Ostmann will entertain listeners with "True Confessions from a Travel, Food and Wine Writer." When Ostmann graduated from MU J-School, she dreamed of being a foreign correspondent. In a totally unplanned and unforeseen way, she did exactly that, reporting not about wars and politics but about food, wine and travel from all around the globe for three decades and counting.

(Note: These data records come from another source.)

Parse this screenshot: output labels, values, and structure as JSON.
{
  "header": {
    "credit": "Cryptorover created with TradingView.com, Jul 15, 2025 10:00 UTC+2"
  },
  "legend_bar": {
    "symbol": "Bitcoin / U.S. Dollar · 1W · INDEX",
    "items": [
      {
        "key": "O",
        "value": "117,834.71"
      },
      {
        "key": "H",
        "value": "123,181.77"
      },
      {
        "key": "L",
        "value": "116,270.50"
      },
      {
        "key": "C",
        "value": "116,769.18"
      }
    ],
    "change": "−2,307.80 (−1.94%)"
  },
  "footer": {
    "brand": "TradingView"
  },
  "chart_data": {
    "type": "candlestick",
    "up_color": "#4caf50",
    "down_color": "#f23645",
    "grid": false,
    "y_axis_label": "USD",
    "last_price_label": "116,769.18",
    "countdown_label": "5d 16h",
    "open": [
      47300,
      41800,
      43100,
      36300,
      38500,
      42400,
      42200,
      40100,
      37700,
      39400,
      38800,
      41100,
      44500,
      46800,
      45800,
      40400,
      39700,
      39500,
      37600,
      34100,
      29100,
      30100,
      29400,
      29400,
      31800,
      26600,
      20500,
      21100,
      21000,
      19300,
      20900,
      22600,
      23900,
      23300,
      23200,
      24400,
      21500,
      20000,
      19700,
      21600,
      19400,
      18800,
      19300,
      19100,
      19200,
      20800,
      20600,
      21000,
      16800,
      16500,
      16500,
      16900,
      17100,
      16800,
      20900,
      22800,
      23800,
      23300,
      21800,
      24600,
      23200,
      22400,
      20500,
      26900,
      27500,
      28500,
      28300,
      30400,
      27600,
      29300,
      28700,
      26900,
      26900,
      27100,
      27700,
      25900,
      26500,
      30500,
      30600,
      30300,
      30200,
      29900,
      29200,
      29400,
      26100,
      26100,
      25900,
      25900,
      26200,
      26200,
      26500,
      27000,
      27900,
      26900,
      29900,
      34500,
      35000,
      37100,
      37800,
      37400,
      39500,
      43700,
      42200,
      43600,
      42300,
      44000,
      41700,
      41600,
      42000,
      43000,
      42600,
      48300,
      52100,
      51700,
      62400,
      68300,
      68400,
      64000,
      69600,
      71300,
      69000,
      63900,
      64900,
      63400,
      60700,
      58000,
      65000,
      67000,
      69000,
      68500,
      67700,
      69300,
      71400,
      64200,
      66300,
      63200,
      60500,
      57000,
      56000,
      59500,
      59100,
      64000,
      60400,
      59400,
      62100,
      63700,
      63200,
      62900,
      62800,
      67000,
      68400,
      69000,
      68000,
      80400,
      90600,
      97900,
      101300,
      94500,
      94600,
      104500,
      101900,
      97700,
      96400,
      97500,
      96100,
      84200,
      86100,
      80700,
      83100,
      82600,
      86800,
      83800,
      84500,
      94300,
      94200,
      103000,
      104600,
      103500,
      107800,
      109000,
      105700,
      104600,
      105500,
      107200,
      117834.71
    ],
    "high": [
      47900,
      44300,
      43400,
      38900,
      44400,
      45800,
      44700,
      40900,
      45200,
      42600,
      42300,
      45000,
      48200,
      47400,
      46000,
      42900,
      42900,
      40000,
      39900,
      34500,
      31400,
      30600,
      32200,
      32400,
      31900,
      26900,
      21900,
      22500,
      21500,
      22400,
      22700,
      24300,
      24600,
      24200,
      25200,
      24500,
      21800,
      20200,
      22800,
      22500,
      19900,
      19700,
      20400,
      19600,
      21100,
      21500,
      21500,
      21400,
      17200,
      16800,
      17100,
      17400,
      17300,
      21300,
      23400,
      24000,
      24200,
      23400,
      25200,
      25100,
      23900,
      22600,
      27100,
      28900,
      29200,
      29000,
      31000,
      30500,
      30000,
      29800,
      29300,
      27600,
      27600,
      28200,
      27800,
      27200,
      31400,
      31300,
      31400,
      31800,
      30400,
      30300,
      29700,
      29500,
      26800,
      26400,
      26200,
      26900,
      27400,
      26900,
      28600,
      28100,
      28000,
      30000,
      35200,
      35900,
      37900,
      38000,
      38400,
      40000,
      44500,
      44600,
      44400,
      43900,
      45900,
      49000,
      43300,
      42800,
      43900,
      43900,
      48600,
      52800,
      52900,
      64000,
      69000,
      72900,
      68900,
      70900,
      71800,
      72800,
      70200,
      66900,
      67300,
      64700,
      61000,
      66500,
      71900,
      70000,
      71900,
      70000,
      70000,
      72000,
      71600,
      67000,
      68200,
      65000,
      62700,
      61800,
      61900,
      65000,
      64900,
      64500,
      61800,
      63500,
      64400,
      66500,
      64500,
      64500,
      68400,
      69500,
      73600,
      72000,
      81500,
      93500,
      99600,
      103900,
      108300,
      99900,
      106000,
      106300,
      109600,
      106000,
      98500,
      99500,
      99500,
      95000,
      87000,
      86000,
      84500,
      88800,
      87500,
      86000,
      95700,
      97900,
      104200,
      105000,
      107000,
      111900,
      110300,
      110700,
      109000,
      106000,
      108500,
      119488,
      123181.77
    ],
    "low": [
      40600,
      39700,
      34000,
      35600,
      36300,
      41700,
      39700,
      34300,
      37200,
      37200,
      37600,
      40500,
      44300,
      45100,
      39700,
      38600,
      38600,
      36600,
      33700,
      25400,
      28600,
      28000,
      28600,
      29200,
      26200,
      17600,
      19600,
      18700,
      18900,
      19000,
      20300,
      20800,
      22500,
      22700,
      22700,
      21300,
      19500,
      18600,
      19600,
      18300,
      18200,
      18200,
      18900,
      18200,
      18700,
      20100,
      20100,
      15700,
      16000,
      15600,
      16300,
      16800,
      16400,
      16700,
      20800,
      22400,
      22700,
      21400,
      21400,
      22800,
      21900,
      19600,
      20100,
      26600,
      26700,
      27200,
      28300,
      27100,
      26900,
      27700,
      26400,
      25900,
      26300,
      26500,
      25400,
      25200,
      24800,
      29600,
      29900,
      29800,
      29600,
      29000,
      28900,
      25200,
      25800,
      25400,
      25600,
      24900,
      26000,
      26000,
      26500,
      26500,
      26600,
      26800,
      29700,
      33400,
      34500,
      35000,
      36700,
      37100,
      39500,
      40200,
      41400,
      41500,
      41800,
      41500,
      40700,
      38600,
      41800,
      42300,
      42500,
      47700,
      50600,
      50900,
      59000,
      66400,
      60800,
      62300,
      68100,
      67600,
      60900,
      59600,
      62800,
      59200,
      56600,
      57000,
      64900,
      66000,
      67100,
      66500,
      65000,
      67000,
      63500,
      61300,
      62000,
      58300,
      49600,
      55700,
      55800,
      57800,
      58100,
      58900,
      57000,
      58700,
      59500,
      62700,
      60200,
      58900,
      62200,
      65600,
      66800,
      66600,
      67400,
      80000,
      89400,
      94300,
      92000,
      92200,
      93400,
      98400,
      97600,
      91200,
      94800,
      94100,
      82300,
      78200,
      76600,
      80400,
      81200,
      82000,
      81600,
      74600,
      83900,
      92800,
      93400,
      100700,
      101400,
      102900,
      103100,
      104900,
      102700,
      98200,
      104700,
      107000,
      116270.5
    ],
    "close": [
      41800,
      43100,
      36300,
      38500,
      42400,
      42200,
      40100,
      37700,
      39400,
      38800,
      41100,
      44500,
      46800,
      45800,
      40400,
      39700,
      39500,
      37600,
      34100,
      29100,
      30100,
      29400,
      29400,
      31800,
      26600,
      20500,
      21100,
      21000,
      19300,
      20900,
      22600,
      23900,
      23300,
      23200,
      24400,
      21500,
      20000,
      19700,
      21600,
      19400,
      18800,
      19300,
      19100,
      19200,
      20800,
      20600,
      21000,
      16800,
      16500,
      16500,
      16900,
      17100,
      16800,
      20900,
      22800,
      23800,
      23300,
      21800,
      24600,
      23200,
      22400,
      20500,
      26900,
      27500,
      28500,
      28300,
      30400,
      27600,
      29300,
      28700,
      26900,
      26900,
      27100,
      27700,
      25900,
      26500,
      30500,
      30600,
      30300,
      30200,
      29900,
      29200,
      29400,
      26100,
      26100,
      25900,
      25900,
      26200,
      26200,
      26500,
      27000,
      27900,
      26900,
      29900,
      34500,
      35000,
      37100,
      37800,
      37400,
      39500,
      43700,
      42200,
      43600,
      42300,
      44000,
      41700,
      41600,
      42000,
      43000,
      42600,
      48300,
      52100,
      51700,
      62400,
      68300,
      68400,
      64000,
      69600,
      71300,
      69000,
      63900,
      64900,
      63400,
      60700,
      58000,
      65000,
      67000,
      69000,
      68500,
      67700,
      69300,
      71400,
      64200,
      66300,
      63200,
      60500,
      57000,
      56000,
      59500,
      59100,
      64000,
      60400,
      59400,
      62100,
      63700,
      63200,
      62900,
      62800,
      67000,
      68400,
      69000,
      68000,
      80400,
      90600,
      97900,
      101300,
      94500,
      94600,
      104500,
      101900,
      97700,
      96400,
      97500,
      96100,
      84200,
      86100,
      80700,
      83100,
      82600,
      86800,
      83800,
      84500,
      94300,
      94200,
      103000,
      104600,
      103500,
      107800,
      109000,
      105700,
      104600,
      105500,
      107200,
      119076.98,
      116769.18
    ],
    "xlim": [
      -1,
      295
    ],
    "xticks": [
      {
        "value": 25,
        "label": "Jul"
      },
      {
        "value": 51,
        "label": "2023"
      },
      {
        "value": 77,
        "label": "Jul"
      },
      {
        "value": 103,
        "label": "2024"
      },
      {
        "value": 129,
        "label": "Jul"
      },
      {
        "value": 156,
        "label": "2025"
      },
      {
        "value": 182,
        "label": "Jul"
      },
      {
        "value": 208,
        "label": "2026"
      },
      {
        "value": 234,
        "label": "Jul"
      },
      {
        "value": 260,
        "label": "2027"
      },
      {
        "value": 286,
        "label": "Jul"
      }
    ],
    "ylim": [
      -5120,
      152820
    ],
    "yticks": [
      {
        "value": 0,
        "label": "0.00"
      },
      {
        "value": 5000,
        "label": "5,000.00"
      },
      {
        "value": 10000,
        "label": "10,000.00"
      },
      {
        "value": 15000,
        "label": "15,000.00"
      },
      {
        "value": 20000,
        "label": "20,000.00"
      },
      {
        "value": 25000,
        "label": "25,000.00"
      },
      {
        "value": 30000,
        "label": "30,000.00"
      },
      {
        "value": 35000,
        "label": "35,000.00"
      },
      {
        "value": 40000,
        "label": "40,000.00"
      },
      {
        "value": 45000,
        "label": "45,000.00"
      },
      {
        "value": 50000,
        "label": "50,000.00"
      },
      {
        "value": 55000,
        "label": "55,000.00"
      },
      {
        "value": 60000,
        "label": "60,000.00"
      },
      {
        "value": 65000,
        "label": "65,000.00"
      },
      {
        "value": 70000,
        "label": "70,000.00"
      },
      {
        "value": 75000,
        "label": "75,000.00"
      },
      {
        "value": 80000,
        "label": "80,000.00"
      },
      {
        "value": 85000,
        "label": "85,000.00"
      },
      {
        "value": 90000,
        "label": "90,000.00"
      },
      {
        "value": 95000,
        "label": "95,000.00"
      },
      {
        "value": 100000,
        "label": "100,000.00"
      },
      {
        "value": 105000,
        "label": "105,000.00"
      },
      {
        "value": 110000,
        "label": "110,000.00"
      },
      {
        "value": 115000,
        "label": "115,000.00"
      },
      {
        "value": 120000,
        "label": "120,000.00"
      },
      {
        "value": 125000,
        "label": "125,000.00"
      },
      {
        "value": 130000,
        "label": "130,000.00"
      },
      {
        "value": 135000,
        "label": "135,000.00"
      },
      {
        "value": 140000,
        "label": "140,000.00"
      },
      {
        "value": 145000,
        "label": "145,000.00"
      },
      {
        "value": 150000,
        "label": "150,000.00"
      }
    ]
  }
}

Ostmann's career has led her from "Fried Pies to Witchetty Grubs," as the title of her talk implies. Born and reared in the Arkansas Ozarks (where she enjoyed her grandmother's down-home fried pies), Ostmann started traveling as a junior in high school and hasn't stopped yet. She has witnessed cremation ceremonies in Bali, tasted horse testicles in Italy, hiked the Milford Track in New Zealand, sampled fried scorpions and bamboo rat in China, skied the Alps, eaten her way around Sicily and Sardinia, canoed the Amazon, kayaked the Colorado, ridden a mule to the bottom of the Grand Canyon, fox-trotted through the Missouri Ozarks, climbed Kilimanjaro, rappelled a waterfall in Argentina, gone hot-air ballooning over the Masai Mara in Kenya, and savored witchetty grub stew in the Australian Outback, to name just a few of her adventures.
Ostmann is co-author of the award-winning "The Recipe Writer's Handbook" (Wiley) and the "Food Writers' Favorites" cookbook series (more than five million books in print). She was food editor of the St. Louis Post-Dispatch, food writer for the New York Times Regional Newspaper Group, and writes regularly for newspapers, magazines, newsletters and the Internet. She was an assistant professor and the coordinator of the Agricultural Journalism program at MU and has taught News 105 at the J-School as an adjunct.
She and her veterinarian husband, Wil, live on a small farm in Franklin County, Missouri, along with one cat and six dogs.